27 octobre 2009
Merde à la fin.
On m'a dit que je vivais au travers du regard des autres.
On m'a dit que je n'avais pas confiance en moi.
On m'a dit que je me prenais trop la tête.
On m'a dit que je puais l'amour à des kilomètres.
On m'a dit que je voulais un relation sérieuse et que je croyais au Prince Charmant.
On m'a dit que je trouvais le moyen d'être malheureuse au milieu d'un rêve.
Je ne suis pas d'accord.
Pour commencer, je ne vis pas dans le regard des autres, je vis dans le mien. Je me fous de ce que l'on pense de moi, je me contrefous qu'il y ait parfois erreur sur la personne, procès d'intention injuste, ou qui proquo, ou jugement, je me fous que les gens fassent des arrêts sur leur raisonnement, mettent dans des catégories, ou flagellent leurs pensées, je me fous de leur vision ou de leur opinion.
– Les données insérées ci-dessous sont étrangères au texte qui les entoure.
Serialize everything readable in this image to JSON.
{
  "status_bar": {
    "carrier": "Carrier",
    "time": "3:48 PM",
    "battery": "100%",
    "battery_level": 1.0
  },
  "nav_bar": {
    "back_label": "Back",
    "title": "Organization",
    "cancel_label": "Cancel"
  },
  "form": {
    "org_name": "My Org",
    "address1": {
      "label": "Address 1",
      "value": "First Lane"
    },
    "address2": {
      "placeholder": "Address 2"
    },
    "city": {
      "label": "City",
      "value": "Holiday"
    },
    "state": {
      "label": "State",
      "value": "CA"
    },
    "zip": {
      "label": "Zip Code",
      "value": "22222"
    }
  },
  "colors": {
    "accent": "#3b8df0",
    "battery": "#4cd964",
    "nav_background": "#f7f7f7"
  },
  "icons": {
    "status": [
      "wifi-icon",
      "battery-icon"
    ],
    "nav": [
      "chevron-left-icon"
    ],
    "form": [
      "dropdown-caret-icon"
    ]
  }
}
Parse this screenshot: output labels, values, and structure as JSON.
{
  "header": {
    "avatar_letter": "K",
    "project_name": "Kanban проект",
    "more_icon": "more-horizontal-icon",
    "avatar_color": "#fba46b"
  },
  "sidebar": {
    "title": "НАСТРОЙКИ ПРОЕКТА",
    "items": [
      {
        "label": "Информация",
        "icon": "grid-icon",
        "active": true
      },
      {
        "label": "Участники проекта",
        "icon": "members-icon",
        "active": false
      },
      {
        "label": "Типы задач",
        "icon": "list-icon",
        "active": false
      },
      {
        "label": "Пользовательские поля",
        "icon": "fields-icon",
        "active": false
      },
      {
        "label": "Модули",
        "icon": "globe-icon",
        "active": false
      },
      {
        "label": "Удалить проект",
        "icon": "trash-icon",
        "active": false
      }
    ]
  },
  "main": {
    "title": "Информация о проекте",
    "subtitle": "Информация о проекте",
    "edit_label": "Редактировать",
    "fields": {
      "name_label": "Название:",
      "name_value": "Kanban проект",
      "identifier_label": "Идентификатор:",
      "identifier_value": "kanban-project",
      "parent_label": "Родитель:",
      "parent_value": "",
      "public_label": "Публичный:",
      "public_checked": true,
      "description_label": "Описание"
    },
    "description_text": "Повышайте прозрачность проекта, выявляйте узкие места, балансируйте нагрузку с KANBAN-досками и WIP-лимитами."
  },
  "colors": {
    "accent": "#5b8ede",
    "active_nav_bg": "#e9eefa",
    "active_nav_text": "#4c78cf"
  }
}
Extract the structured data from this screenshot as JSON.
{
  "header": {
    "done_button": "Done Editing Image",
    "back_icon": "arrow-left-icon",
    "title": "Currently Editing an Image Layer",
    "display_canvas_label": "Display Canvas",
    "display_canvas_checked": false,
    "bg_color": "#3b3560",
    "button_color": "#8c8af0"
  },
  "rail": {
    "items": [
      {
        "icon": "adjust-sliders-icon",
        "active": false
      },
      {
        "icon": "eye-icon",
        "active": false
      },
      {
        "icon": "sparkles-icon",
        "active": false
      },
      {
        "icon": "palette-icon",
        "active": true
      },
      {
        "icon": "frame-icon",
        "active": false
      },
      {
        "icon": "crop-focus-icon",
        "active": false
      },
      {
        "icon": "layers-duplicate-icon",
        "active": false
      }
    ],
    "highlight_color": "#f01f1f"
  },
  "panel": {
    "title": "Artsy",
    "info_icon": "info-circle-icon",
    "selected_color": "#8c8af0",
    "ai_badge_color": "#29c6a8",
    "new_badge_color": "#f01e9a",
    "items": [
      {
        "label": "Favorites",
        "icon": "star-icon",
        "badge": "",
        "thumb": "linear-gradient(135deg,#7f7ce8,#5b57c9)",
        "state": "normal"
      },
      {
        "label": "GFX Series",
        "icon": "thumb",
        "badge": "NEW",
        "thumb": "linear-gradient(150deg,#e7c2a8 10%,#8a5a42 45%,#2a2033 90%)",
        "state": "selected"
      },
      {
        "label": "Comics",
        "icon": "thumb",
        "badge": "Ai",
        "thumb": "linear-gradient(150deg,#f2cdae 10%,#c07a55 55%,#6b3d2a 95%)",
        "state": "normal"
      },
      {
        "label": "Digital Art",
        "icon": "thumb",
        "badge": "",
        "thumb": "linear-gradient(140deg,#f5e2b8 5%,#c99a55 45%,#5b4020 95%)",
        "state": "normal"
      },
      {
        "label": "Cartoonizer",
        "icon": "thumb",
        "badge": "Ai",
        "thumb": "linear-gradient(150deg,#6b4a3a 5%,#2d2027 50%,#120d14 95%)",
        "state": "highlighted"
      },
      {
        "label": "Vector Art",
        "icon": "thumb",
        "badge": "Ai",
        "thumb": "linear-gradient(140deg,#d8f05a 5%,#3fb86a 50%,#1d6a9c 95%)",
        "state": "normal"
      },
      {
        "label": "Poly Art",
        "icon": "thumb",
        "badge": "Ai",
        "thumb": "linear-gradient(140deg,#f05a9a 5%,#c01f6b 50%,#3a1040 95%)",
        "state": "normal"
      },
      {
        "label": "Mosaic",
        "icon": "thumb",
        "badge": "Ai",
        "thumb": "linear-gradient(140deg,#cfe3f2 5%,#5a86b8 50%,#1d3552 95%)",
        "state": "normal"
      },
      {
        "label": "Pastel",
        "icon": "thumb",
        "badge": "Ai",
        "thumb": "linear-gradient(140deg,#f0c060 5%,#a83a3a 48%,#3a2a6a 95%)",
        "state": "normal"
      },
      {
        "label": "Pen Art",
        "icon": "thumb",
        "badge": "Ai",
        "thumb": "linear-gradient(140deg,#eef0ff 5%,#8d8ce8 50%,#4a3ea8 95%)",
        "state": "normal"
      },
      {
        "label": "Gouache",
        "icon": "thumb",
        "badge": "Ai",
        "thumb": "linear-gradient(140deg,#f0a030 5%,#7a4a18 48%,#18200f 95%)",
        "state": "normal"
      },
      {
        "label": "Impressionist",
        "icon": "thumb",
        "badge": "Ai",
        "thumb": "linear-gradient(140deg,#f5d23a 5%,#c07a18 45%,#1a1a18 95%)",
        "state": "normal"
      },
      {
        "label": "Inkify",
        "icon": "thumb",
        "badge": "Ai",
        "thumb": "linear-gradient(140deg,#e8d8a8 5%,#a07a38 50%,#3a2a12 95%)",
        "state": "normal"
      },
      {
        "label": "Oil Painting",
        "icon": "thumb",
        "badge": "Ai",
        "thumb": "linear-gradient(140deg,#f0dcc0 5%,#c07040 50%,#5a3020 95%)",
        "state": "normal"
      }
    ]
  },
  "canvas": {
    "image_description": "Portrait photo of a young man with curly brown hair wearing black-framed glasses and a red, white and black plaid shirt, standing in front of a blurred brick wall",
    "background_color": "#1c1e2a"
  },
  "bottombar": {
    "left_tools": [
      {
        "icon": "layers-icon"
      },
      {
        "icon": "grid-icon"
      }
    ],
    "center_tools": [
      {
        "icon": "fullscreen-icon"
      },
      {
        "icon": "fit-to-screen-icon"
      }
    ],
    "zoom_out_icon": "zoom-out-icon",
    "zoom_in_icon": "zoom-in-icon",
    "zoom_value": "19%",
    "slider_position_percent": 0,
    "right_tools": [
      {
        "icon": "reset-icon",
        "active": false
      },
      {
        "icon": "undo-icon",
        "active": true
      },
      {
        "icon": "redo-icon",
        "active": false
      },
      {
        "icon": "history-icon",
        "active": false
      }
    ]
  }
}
Excepté sûrement mes amis que je n'ai pas envie de décevoir, et à qui j'ai besoin de m'exprimer pour être comprise. Et quand je dis que je vis dans mon regard, c'est parce que oui, je voudrais sûrement être l'actrice de ma vie, un personnage différent, et que je voudrais tjrs être originale dans mes actes et mes réponses.
Je ne sais pas si j'ai confiance en moi, en tous cas même si je n'accepte pas mon corps, je l'assume, même si je me place souvent dans un complexe d'infériorité dans des situations stupides je ne me sous-estime pas pour autant. J'ai conscience de la chance que j'ai malgré tout, je sais que j'ai un potentiel, que j'ai des qualités imparables, comme le courage et la débrouillardise, et je suis putain de réaliste, alors quand je dis que je suis moche ou grosse c'est PAS pour pour qu'on me rassure, c'est parce que je le pense, et en ayant conscience que la vision de chacun sur moi sonnera différemment. C'est un fait, un constat une opinion réaliste, pas un manque de confiance.
Je ne pense pas me prendre trop la tête non plus, je suis sans arrêt à la recherche de choses simples, si les gens parlaient moins pour rien dire et disaient vraiment ce qu'ils pensent quand ils le pensent on serait pas là à se prendre tous la tête en communauté sur ce qui va nous arriver, ce qui est pas arrivé, ce qu'on voudrait qui arrive, non faudrait juste vivre. Je crois que je vis.
Je pues l'amour moi? J'en suis pas si sûre, je dois sentir plus la meuf qu'on voudrait se taper une nuit et point. Si je puais l'amour je ferais peur aux mecs qui veulent pas s'engager or ce sont ceux-là même qui viennent me draguer. C'est à ni rien comprendre.
Non, je ne veux pas une relation sérieuse, je veux qu'on me fiche la paix avec ça, et c'est vous les filles qui me dites que je vais me marrier en premier!!! Je vais kiffer manger gratos dans le restau de la Tour Eiffel.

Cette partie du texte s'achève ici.